Now there’s a few things that you need to understand about Australia before we delve a little into their biscuit habits. First, they’ll tell you that whatever you mention, they’ve either: won, invented or attempted to barbeque; only one of which is likely to be true. Second, they’ll warn you about the wildlife, whether fictitious or actual, in a nonchalant fashion which conveys absolute confidence that it will never happen to them but probably will to you, (as an aside to this point, if someone mentions Dropbears resort immediately to the London Olympics – they’re taking the piss, you’re listing gold medals). Finally, in my case at least, they’ll start recalling epic tales of Tim Tams, the nations favorite biscuit: their straw like qualities, their utter originality, and an absolute assurance that you’ve never tasted anything like it. I didn’t even have to buy any, they were waiting for me on arrival with a suggestion of a review. I get a lot of that.
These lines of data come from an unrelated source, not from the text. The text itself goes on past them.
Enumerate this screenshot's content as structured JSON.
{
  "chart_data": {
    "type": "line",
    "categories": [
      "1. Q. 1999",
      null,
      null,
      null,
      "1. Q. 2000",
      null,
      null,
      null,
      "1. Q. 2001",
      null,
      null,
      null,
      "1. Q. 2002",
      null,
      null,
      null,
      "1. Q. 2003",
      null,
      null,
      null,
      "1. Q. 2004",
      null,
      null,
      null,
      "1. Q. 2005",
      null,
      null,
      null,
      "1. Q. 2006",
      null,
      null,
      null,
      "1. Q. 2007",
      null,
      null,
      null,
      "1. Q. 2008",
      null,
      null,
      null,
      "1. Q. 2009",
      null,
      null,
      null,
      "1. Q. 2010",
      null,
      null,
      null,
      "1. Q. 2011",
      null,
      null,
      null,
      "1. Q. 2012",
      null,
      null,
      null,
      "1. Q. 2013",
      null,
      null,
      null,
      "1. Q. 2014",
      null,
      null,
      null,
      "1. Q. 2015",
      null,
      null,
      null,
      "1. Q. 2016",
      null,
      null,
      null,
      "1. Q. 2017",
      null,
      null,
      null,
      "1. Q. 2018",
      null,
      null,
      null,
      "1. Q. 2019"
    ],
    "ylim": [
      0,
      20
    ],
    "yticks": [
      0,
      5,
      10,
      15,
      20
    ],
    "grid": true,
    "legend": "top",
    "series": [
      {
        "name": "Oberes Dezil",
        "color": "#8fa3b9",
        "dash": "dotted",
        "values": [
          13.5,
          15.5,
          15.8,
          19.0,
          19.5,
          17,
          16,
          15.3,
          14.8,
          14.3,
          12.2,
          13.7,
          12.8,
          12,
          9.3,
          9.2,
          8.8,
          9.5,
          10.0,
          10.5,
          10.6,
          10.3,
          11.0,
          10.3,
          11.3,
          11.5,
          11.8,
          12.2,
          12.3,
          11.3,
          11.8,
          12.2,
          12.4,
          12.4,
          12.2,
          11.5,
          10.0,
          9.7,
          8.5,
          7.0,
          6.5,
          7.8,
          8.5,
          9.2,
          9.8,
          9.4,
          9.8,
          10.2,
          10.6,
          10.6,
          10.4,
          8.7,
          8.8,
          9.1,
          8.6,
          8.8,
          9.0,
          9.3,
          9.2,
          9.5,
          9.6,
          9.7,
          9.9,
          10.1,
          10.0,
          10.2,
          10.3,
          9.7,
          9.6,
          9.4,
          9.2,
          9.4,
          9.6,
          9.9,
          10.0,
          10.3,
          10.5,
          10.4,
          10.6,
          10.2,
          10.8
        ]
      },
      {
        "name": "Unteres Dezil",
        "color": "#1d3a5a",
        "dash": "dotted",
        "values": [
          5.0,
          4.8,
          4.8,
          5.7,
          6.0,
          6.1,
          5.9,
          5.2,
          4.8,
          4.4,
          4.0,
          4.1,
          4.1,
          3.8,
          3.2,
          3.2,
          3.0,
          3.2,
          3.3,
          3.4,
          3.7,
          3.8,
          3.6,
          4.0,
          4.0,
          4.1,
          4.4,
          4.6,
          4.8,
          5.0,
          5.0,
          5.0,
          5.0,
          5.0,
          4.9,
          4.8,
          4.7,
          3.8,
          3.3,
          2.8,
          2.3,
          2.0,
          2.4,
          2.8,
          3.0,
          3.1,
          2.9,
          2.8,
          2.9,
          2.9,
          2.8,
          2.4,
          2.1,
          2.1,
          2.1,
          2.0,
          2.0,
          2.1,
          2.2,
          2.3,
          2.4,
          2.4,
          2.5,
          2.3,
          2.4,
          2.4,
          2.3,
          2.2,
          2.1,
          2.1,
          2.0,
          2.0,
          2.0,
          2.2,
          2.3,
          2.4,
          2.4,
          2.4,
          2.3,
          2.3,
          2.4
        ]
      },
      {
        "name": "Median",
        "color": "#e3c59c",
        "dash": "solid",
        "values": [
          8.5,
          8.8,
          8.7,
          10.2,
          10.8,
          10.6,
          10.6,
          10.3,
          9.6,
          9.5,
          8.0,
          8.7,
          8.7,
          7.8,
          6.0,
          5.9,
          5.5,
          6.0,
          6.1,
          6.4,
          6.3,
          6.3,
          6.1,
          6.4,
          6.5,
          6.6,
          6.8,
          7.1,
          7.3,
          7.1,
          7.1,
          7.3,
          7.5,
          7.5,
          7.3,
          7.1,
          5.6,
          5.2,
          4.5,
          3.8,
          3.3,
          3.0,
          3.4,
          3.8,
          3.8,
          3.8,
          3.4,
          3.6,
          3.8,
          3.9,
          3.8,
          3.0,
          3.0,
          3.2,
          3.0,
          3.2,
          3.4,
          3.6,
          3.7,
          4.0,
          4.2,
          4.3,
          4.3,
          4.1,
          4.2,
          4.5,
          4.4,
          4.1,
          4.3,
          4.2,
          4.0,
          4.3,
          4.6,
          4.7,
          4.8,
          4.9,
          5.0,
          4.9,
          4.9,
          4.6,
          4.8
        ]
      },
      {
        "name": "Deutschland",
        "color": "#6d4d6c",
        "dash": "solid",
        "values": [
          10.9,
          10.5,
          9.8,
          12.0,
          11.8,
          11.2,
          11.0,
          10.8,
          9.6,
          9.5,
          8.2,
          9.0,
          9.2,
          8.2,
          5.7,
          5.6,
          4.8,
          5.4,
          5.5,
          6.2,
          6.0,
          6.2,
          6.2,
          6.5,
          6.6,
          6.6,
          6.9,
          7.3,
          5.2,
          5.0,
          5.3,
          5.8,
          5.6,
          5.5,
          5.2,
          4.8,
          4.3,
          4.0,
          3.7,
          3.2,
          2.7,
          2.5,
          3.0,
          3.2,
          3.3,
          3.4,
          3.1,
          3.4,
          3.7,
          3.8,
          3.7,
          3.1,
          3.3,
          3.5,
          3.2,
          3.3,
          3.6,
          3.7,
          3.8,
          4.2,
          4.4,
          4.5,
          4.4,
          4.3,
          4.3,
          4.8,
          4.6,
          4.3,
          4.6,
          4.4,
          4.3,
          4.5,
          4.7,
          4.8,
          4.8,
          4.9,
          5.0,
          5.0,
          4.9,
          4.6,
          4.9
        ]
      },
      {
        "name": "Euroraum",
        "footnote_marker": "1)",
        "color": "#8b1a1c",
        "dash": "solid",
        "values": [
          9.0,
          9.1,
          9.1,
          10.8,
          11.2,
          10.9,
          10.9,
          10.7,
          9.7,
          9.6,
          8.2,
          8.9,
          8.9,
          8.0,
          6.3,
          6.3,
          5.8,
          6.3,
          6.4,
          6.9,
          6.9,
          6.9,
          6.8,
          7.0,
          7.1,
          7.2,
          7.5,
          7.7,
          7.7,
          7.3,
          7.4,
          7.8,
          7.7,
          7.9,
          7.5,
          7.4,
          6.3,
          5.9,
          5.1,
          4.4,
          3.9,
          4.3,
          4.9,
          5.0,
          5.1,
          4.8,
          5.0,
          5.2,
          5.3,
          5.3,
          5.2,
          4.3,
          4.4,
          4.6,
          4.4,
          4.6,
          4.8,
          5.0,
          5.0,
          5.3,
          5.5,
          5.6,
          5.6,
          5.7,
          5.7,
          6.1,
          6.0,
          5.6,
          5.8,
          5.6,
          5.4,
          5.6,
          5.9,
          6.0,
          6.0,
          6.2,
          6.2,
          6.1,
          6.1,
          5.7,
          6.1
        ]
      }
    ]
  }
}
So, for any non-Australian reader, what is a Tim Tam?
As you can see they’re a largely chocolate based item, about 4 cm long and half a centimeter thick, they’re also light; suspiciously light. The theory stands that you take a small bite from both ends and use it as a crude straw through which to drink Tea. If you’ve read my thoughts on dunking and Tea more generally, you can understand my immediate wariness.
The packet sizes are on the generous size, and the Tim Tams themselves are pretty massive. As a rule of thumb I’d normally suggest that if a biscuit can’t rest on the edge of a saucer it’s failed the acid test. We’re not dealing with biscuits here, these are biscuit bars.
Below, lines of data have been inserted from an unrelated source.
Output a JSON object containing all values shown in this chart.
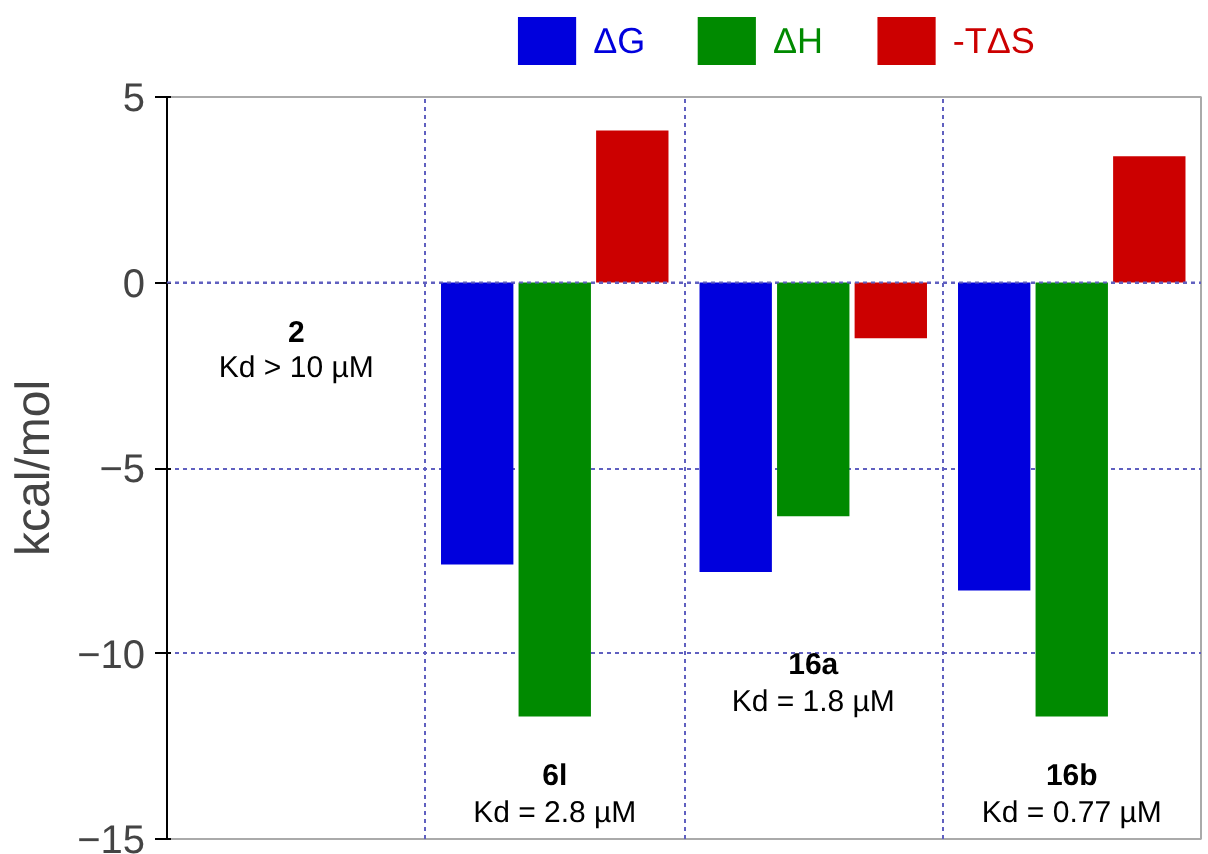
{
  "chart_data": {
    "type": "bar",
    "ylabel": "kcal/mol",
    "categories": [
      "2",
      "6l",
      "16a",
      "16b"
    ],
    "series": [
      {
        "name": "ΔG",
        "color": "#0000dd",
        "values": [
          null,
          -7.6,
          -7.8,
          -8.3
        ]
      },
      {
        "name": "ΔH",
        "color": "#008a00",
        "values": [
          null,
          -11.7,
          -6.3,
          -11.7
        ]
      },
      {
        "name": "-TΔS",
        "color": "#cc0000",
        "values": [
          null,
          4.1,
          -1.5,
          3.4
        ]
      }
    ],
    "ylim": [
      -15,
      5
    ],
    "yticks": [
      -15,
      -10,
      -5,
      0,
      5
    ],
    "grid": true,
    "legend": "top",
    "annotations": [
      "Kd > 10 µM",
      "Kd = 2.8 µM",
      "Kd = 1.8 µM",
      "Kd = 0.77 µM"
    ]
  }
}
Anyway, even if they were a little gratuitous in their proportions, I had to give the straw thing a go although I chose instead a nice cup of Coffee rather than hot, tainted water. Well, what a bloody performance! I’ve put less effort into packing for a camping holiday that undertaking this palava – Coffee and Tim Tams to hand I sat at a cleared table hunkered carefully over the cup. Then, it’s 2 *mini bites* time so you have any biscuit left to grip before the horrible, rapidly melting, slurping disaster gets underway. Quickly your hands are covered with chocolate before the burning begins and it all slides gracefully into your now ruined coffee. What am I doing, (you think)? Why do I have chocolate all over one hand, all around my mouth and now on all the nearby surfaces; how did I end up at this irritating juncture? And that’s when it all becomes obvious – they’re taking the piss aren’t they, nobody actually does this? The straw technique barely works and you look like a 10 month old child attempting to eat a Creme Egg.
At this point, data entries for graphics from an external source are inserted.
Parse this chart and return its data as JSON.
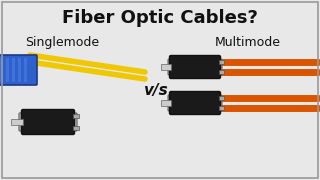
{
  "bg_color": "#e8e8e8",
  "title": "Fiber Optic Cables?",
  "title_fontsize": 13,
  "title_fontweight": "bold",
  "title_color": "#111111",
  "label_left": "Singlemode",
  "label_right": "Multimode",
  "vs_text": "v/s",
  "label_fontsize": 9,
  "vs_fontsize": 11,
  "cable_yellow": "#f0c800",
  "cable_orange": "#d95500",
  "connector_blue": "#3060cc",
  "connector_blue_dark": "#1a3a88",
  "connector_black": "#1a1a1a",
  "connector_gray": "#888888",
  "connector_silver": "#b0b0b0",
  "border_color": "#999999",
  "border_lw": 1.2
}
What of the Tim Tams themselves then? The chocolate is fine, the filling is fine, and the sheer quantity has got to be a good thing, but really it’s a pretty underwhelming dining experience for a ‘nation’s favorite biscuit’. Unfortunately that’s not all – I’ve seen Tim Tams somewhere before. Actually that’s not strictly accurate, I’ve sent them pretty much everywhere before – birthday parties, village fete’s, conferences, lunch boxes, my mum’s cupboards, your mum’s cupboards; they’re not an original concept; they’re actually Penguins. That’s right, one of the most ubiquitous biscuits bars in all history. Yes they’re not individually wrapped and yes, there’s the smokescreen of the straw thing, but anyone with working eyes, taste and of reasonably sound mind, knows that it’s another classic case of Australian ‘invention’.
I suppose it’s a pity, I wanted to like Australia’s favorite biscuit, I really did, but after the straw fiasco and the creeping realisation that they’re a rebranded Penguin, it’s got to be a score of nil points. In answer to my original question then – ‘Tim Tam or flim flam’?